車中泊は「選ばざるを得ない」ことがある
2016年の熊本地震では、余震への不安や避難所の混雑で多くの人が車中泊をしました。ペット連れ、乳幼児連れ、感染症が心配な人にとっては現実的な選択肢ですが、健康被害も報告されています。危険を知ったうえで準備します。
エコノミークラス症候群
狭い座席で長時間同じ姿勢でいると、足の血管に血の塊ができ、肺に詰まることがあります。熊本地震では車中泊をした人に多く発生しました。
- 数時間ごとに車の外に出て歩く。足首を回す運動をする。
- 水分をとる。トイレを我慢するために水を控えない。
- 足を伸ばして寝られるよう、座席を倒すか段差を埋める。
- 弾性ストッキングがあれば着ける。
一酸化炭素中毒
エンジンをかけたまま寝ると、雪や土砂でマフラーがふさがれたときに排気ガスが車内に入ります。エンジンは切って寝ます。寒さは毛布や寝袋、カイロで対応し、暖房が必要なら起きている間だけ使います。
駐車場所
- 浸水想定区域と土砂災害警戒区域の外。住所でハザード確認で調べる。
- ブロック塀や倒れそうな電柱、看板から離れた場所。
- 避難所の駐車場なら、物資と情報を受け取れる。

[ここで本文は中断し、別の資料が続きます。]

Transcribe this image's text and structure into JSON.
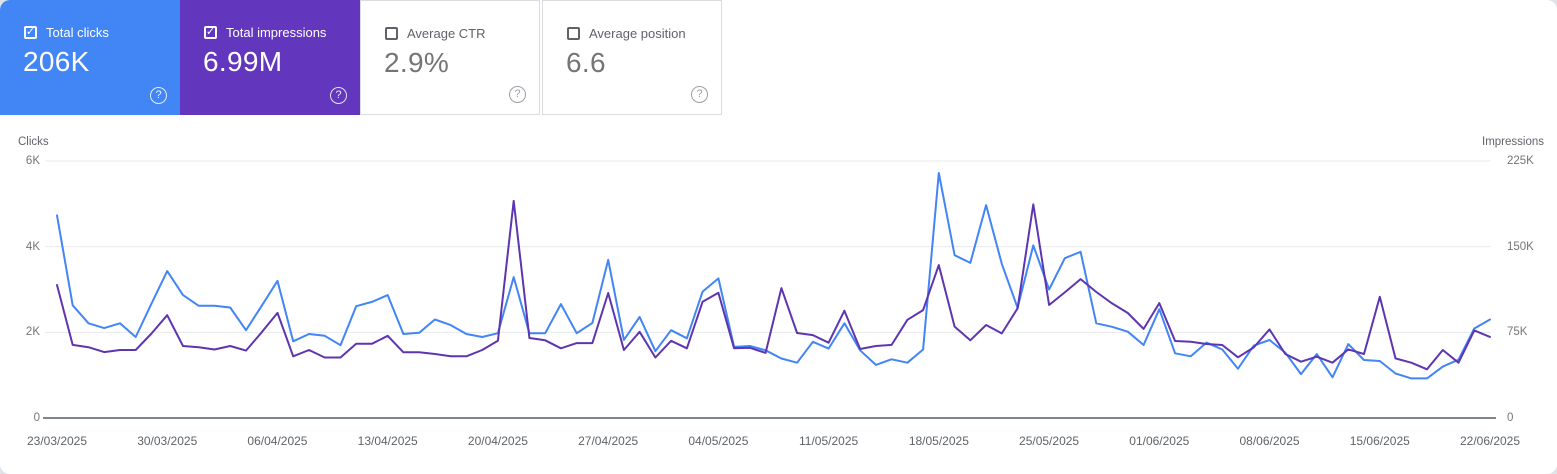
{
  "cards": [
    {
      "label": "Total clicks",
      "value": "206K",
      "checked": true,
      "bg": "#4285f4"
    },
    {
      "label": "Total impressions",
      "value": "6.99M",
      "checked": true,
      "bg": "#6236bd"
    },
    {
      "label": "Average CTR",
      "value": "2.9%",
      "checked": false,
      "bg": "#ffffff"
    },
    {
      "label": "Average position",
      "value": "6.6",
      "checked": false,
      "bg": "#ffffff"
    }
  ],
  "icons": {
    "check_glyph": "✓",
    "help_glyph": "?"
  },
  "chart_data": {
    "type": "line",
    "x_tick_labels": [
      "23/03/2025",
      "30/03/2025",
      "06/04/2025",
      "13/04/2025",
      "20/04/2025",
      "27/04/2025",
      "04/05/2025",
      "11/05/2025",
      "18/05/2025",
      "25/05/2025",
      "01/06/2025",
      "08/06/2025",
      "15/06/2025",
      "22/06/2025"
    ],
    "x_tick_interval_days": 7,
    "points_per_series": 92,
    "left_axis": {
      "title": "Clicks",
      "ticks": [
        "0",
        "2K",
        "4K",
        "6K"
      ],
      "max": 6000
    },
    "right_axis": {
      "title": "Impressions",
      "ticks": [
        "0",
        "75K",
        "150K",
        "225K"
      ],
      "max": 225000
    },
    "grid": true,
    "series": [
      {
        "name": "Total clicks",
        "axis": "left",
        "color": "#4285f4",
        "values": [
          4730,
          2630,
          2210,
          2100,
          2210,
          1890,
          2670,
          3430,
          2870,
          2620,
          2620,
          2580,
          2050,
          2620,
          3200,
          1790,
          1960,
          1920,
          1700,
          2610,
          2710,
          2870,
          1960,
          1990,
          2300,
          2170,
          1960,
          1890,
          1980,
          3290,
          1980,
          1980,
          2660,
          1980,
          2220,
          3690,
          1820,
          2360,
          1560,
          2050,
          1860,
          2950,
          3260,
          1660,
          1680,
          1580,
          1390,
          1290,
          1780,
          1620,
          2210,
          1580,
          1240,
          1370,
          1290,
          1600,
          5720,
          3800,
          3620,
          4970,
          3600,
          2570,
          4030,
          3000,
          3730,
          3880,
          2210,
          2130,
          2015,
          1705,
          2540,
          1510,
          1440,
          1760,
          1600,
          1150,
          1690,
          1820,
          1525,
          1025,
          1495,
          950,
          1725,
          1355,
          1330,
          1040,
          925,
          925,
          1200,
          1360,
          2090,
          2300
        ]
      },
      {
        "name": "Total impressions",
        "axis": "right",
        "color": "#5e35b1",
        "values": [
          116400,
          64000,
          62000,
          57700,
          59500,
          59500,
          74000,
          90000,
          63000,
          62000,
          60000,
          63000,
          59000,
          75000,
          92000,
          54000,
          59500,
          53000,
          53000,
          65000,
          65000,
          72000,
          57500,
          57500,
          56000,
          54000,
          54000,
          59500,
          67600,
          190100,
          70000,
          68000,
          61000,
          65600,
          65600,
          109400,
          59500,
          75500,
          53000,
          67600,
          61000,
          101800,
          109600,
          61000,
          61500,
          57000,
          113700,
          74400,
          72600,
          65900,
          93900,
          60400,
          63000,
          64000,
          86000,
          94500,
          133900,
          80000,
          68000,
          81400,
          74100,
          96000,
          187000,
          98900,
          110000,
          121600,
          110300,
          100300,
          91900,
          78000,
          100600,
          67400,
          66800,
          64800,
          63900,
          53100,
          61800,
          77600,
          56000,
          49300,
          53700,
          48400,
          60100,
          56000,
          106100,
          52200,
          48400,
          42600,
          59500,
          48400,
          76700,
          71000
        ]
      }
    ]
  }
}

自治体によっては車中泊避難者の受付をしている。
- 余震で崩れる恐れがある建物の横には停めない。
車に積んでおくもの
- 飲料水、食料(2〜3日分)、簡易トイレ
- 毛布、寝袋、目隠しになるサンシェードやカーテン
- モバイルバッテリー、シガーソケット用の充電器
- 燃料は常に半分以上入れておく
まず今日やること
- 車の燃料を半分以上にする習慣をつける。
- 毛布と簡易トイレを車に積む。
- 避難先の駐車場が使えるか、自治体に確認する。